I further believe that this process must be crafted by members of the profession itself – and if we abrogate that responsibility, others will fill the void.

Well, to that a great chorus of readers cries out:  “If the unelected, unaccountable, unrepresentative, monopolistic, and profligate ABIM is self-government, then give me George III.”

He ends with a martial metaphor:

“Throw the bums out!” can feel like progress. But, as the Arab Spring protesters have learned, sometimes it’s relatively easy to tear down institutions. Rebuilding them is much harder.

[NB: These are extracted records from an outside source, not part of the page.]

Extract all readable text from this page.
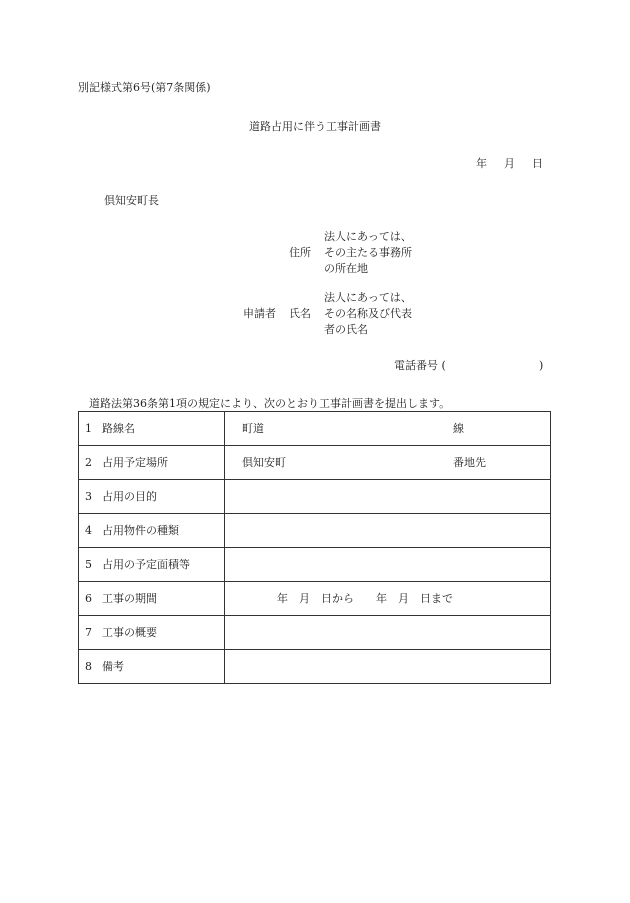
別記様式第6号(第7条関係)
道路占用に伴う工事計画書
年 月 日
倶知安町長
法人にあっては、
その主たる事務所
の所在地
住所
法人にあっては、
その名称及び代表
者の氏名
申請者 氏名
電話番号 (	)
道路法第36条第1項の規定により、次のとおり工事計画書を提出します。
1 路線名	町道 線

2 占用予定場所	倶知安町 番地先

3 占用の目的	
4 占用物件の種類	
5 占用の予定面積等	
6 工事の期間	年　月　日から　　年　月　日まで

7 工事の概要	
8 備考	
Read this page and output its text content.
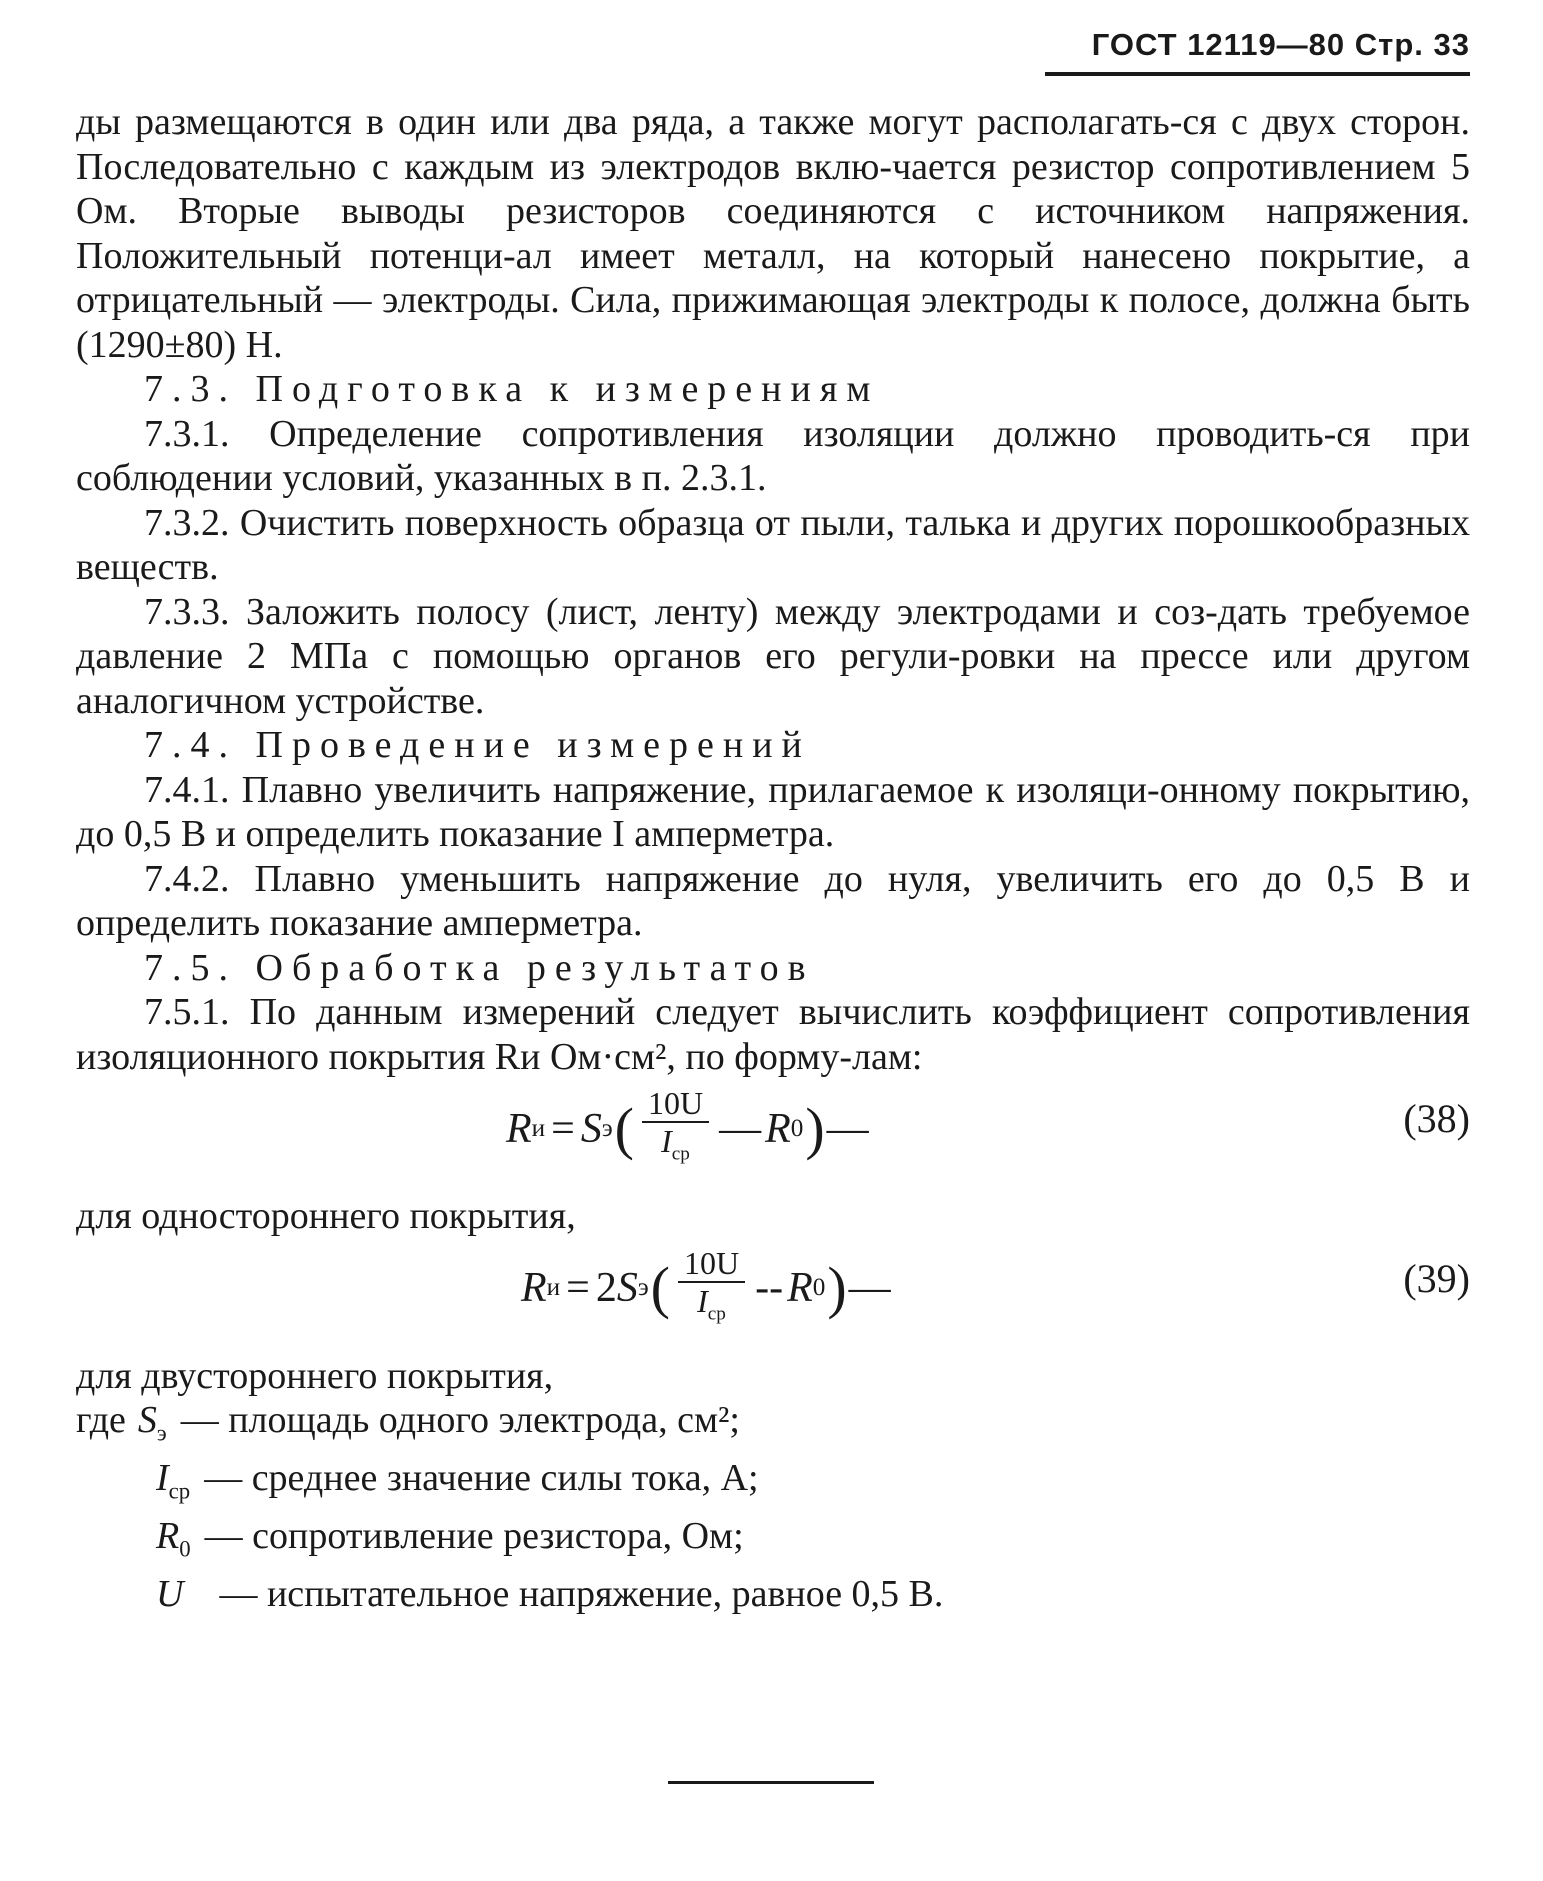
ГОСТ 12119—80 Стр. 33

ды размещаются в один или два ряда, а также могут располагать-ся с двух сторон. Последовательно с каждым из электродов вклю-чается резистор сопротивлением 5 Ом. Вторые выводы резисторов соединяются с источником напряжения. Положительный потенци-ал имеет металл, на который нанесено покрытие, а отрицательный — электроды. Сила, прижимающая электроды к полосе, должна быть (1290±80) Н.

7.3. Подготовка к измерениям

7.3.1. Определение сопротивления изоляции должно проводить-ся при соблюдении условий, указанных в п. 2.3.1.

7.3.2. Очистить поверхность образца от пыли, талька и других порошкообразных веществ.

7.3.3. Заложить полосу (лист, ленту) между электродами и соз-дать требуемое давление 2 МПа с помощью органов его регули-ровки на прессе или другом аналогичном устройстве.

7.4. Проведение измерений

7.4.1. Плавно увеличить напряжение, прилагаемое к изоляци-онному покрытию, до 0,5 В и определить показание I амперметра.

7.4.2. Плавно уменьшить напряжение до нуля, увеличить его до 0,5 В и определить показание амперметра.

7.5. Обработка результатов

7.5.1. По данным измерений следует вычислить коэффициент сопротивления изоляционного покрытия Rи Ом·см², по форму-лам:

R и = S э ( $\frac{10U}{I_{ср}}$ — R 0 ) —	(38)

для одностороннего покрытия,

R и = 2 S э ( $\frac{10U}{I_{ср}}$ -- R 0 ) —	(39)

для двустороннего покрытия,

где $S_э$ — площадь одного электрода, см²;
$I_{ср}$ — среднее значение силы тока, А;
$R_0$ — сопротивление резистора, Ом;
U — испытательное напряжение, равное 0,5 В.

This is hyperbole, or course, but I will indulge it.  It is true that more often than not bloody political revolutions and coups do not turn out well.  There is a document, 239 years old tomorrow, that addresses this fact:

Prudence, indeed, will dictate that Governments long established should not be changed for light and transient causes; and accordingly all experience hath shewn, that mankind are more disposed to suffer, while evils are sufferable, than to right themselves by abolishing the forms to which they are accustomed. But when a long train of abuses and usurpations, pursuing invariably the same Object evinces a design to reduce them under absolute Despotism, it is their right, it is their duty, to throw off such Government, and to provide new Guards for their future security.

Busy internists are not your typical torch and pitchfork crowd.  Prudence is their virtue. 


I do not know how this controversy will ultimately end, but I do know that Dr. Wachter’s post is not an apology, not an adequate defense, and not a way forward.